Disadvantageous mutations are rarely fixed, but are nevertheless found as polymorphisms within species because they are not instantly eliminated. The ratio (Ka/Ks) of non-synonymous (mostly disadvantageous) differences between species to synonymous differences (probably often close to neutral) should therefore also increase as divergence times get smaller (approaching the ratio for variants within species). The model shows, however, that neutral mutations probably cause most of the observed apparent increase in substitution rates.

These conclusions apply to the simplest divergence rate estimates (using a time-calibrated two-species split), but, clearly, the effects on substitution rates estimated for different branches in a tree should be studied—it seems unlikely that ignoring ancestral polymorphism will have no effects (Peterson and Masel, 2009). Highly elevated substitution (and mutation) rate estimates might thus arise in cases wherein balancing selection maintains variants within a species, perhaps explaining the estimated highly elevated mutation rates in the mitochondrial genomes of some plant taxa (Mower et al., 2007).

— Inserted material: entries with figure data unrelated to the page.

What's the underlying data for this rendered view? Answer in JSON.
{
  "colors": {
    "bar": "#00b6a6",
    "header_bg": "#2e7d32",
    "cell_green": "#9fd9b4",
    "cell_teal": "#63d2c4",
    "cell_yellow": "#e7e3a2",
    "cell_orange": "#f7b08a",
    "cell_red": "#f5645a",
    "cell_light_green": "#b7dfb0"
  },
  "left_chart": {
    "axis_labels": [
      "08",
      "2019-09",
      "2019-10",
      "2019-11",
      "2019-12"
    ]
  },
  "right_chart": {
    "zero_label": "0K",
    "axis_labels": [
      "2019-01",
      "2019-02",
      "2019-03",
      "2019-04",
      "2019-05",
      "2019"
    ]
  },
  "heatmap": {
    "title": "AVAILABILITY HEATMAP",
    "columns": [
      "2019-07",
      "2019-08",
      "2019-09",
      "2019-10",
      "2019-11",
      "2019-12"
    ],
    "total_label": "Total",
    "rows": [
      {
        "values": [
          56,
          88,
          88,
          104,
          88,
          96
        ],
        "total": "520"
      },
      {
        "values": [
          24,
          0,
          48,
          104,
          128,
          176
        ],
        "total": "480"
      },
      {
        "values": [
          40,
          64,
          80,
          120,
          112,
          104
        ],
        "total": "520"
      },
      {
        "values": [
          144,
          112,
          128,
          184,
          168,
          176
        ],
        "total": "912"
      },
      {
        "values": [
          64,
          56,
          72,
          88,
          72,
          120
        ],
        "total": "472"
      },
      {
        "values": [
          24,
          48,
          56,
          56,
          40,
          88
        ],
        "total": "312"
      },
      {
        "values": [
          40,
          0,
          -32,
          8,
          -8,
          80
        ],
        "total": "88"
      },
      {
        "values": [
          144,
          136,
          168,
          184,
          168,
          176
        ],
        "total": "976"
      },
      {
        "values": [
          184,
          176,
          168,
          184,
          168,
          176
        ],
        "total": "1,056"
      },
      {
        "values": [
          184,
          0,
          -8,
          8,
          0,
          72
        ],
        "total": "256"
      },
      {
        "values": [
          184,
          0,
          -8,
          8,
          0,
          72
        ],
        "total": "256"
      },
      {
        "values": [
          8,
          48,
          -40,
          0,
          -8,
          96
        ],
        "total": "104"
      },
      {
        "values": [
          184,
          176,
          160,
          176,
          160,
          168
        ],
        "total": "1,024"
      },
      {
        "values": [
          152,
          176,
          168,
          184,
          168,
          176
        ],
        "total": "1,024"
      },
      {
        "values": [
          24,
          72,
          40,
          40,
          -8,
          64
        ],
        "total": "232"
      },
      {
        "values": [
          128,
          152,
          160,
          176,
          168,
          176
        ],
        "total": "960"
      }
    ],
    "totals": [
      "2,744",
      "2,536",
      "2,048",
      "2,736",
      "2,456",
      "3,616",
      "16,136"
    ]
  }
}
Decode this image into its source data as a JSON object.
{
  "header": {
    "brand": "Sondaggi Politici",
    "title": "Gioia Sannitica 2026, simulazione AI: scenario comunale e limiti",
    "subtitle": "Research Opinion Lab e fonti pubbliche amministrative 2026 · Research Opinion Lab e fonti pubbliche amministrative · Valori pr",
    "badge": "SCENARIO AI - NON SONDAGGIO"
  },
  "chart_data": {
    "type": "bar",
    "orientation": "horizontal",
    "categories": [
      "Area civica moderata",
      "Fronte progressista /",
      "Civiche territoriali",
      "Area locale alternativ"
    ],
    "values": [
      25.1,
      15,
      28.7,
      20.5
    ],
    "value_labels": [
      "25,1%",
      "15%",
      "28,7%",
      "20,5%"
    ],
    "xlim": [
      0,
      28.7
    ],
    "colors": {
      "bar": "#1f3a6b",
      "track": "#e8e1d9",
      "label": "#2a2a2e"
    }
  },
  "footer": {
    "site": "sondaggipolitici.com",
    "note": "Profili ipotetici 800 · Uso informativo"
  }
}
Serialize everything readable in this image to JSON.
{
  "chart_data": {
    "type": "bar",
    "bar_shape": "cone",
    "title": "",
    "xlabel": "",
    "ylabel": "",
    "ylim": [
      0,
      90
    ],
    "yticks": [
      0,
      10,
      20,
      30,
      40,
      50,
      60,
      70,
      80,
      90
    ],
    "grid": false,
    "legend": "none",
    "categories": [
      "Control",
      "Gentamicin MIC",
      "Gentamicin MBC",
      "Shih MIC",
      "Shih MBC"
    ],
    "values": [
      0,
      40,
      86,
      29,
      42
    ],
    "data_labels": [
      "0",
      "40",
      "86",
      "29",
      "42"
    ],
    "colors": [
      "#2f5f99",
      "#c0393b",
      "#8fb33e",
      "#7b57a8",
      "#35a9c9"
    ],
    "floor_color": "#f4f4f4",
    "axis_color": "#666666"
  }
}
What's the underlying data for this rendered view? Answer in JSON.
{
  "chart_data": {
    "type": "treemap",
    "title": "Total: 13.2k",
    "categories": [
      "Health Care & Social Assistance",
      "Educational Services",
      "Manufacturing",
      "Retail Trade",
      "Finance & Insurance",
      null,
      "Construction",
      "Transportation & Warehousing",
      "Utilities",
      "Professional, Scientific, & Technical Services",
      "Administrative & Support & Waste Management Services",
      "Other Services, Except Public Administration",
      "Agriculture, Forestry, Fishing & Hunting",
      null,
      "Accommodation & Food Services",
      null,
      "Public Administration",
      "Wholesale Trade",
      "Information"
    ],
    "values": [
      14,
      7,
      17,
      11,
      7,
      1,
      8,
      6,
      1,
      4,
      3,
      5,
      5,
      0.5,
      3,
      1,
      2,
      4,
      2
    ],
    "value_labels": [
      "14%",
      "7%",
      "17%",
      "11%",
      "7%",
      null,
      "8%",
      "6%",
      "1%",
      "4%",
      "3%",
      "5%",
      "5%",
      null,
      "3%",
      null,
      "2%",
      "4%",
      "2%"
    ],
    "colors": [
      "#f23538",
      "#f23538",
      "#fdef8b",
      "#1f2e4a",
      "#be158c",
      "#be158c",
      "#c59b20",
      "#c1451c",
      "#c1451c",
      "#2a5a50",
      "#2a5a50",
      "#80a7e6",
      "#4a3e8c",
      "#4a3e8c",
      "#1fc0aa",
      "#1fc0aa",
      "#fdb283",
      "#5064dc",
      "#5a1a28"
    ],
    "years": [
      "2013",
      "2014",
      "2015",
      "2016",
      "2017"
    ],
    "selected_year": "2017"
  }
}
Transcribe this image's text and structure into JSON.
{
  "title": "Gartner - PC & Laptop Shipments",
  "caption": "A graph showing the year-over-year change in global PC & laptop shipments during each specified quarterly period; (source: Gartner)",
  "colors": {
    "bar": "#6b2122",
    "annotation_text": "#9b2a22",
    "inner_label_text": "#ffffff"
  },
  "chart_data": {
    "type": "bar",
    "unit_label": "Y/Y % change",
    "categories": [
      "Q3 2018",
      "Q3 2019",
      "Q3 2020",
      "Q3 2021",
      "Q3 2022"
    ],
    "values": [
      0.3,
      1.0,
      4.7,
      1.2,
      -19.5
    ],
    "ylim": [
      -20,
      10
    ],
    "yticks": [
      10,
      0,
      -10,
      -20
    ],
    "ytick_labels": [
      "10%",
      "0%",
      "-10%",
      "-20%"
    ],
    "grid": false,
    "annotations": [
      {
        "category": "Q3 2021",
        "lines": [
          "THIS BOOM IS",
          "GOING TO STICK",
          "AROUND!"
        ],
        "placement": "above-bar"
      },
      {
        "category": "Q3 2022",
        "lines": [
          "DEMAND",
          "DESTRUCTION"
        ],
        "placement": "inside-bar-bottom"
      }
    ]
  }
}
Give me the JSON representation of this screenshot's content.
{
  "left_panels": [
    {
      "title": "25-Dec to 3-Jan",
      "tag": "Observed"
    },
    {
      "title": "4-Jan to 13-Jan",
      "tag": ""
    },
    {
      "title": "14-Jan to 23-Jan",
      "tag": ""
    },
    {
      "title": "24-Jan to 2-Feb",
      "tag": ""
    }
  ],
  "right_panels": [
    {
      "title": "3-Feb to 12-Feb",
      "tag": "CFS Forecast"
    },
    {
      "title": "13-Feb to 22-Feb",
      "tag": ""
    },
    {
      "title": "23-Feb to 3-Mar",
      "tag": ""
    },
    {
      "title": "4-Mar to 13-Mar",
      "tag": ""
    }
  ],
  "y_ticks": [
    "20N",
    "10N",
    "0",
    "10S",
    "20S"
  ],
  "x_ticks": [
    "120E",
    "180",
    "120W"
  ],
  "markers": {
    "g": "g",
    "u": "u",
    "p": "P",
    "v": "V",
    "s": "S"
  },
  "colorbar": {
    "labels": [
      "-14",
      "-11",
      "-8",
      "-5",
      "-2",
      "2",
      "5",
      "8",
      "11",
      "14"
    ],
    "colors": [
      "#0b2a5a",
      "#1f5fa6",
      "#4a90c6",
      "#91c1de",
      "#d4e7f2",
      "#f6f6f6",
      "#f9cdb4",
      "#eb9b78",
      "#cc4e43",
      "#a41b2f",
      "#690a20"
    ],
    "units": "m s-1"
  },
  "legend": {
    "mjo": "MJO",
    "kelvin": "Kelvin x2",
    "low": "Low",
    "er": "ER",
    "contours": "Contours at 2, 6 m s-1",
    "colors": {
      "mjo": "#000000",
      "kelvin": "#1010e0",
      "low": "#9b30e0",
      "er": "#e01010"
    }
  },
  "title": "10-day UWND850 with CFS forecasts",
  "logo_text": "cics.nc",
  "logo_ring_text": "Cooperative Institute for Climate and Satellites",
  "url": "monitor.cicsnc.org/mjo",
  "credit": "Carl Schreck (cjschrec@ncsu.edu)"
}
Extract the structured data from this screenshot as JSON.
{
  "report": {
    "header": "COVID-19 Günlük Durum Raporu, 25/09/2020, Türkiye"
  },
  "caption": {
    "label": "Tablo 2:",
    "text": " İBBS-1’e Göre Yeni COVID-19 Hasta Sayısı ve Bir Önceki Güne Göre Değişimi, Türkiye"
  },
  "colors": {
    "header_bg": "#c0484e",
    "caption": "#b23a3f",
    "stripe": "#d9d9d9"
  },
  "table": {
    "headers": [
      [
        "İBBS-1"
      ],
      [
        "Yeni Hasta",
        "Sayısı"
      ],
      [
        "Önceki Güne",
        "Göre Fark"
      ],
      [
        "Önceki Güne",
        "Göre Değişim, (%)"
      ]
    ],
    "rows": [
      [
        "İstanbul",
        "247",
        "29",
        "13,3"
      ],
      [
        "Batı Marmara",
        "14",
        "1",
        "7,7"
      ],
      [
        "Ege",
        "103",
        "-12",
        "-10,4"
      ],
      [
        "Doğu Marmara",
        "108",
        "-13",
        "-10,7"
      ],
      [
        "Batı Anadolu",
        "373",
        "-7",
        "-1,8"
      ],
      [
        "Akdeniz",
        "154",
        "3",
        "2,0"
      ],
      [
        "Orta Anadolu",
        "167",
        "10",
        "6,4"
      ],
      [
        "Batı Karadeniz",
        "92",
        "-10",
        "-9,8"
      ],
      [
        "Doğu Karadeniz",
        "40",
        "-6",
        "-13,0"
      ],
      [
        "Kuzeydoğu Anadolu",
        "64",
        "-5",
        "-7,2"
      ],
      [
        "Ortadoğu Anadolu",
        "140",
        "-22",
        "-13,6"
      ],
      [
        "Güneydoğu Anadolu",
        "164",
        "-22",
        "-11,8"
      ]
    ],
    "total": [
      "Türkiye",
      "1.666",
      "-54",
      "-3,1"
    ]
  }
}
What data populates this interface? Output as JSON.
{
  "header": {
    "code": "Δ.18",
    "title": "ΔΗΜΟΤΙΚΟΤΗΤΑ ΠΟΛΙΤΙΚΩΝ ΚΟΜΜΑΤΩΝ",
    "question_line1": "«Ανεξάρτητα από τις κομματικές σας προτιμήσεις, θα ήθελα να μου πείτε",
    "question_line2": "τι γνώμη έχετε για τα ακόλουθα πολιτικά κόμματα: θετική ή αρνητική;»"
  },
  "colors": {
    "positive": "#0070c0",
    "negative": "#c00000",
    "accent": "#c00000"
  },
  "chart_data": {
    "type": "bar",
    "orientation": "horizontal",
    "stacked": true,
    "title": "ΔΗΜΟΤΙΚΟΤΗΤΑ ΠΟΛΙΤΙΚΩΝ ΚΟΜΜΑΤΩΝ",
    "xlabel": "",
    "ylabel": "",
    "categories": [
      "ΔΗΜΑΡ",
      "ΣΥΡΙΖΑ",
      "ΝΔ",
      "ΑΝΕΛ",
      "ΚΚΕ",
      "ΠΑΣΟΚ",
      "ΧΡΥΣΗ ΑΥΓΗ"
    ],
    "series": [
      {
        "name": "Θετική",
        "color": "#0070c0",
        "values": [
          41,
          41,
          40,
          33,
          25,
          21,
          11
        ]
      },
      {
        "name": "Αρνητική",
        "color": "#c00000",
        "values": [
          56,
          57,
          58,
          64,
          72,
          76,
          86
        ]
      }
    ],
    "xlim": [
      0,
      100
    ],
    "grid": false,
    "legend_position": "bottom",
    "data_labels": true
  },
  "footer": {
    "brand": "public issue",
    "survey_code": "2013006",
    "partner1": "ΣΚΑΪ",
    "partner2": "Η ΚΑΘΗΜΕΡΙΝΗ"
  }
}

Some of these taxa, including Silene (Sloan et al., 2009) and Plantago, have many gynodioecious species, with female individuals (male-steriles, owing to mitochondrial genome mutations), as well as hermaphrodites (Damme, 1983; Charlesworth and Laporte, 1998). Mitochondrial sequence diversity is indeed high in some gynodioecious Silene species (for example, Touzet and Delph, 2009). If different mitochondrial haplotypes have been maintained since before the split of the species studied in these genera, and have diverged because of infrequent recombination, then, if different lineages are sampled for sequencing, this could potentially lead to apparently accelerated substitutions (Figure 1c).

A further possible cause of apparent acceleration is recombination. This extends back in time the nodes between branches of a tree estimated, assuming that the sequences do not recombine (Schierup and Hein, 2000). If closely related taxa are analysed, recombination in the ancestral population might have substantial effects. Plant mitochondrial genomes do recombine (McCauley and Ellis, 2008), and so this may also contribute. These potential effects need to be better understood, so that reliable conclusions can be drawn from analyses of closely related taxa, which are becoming more common, including the use of recombining variants.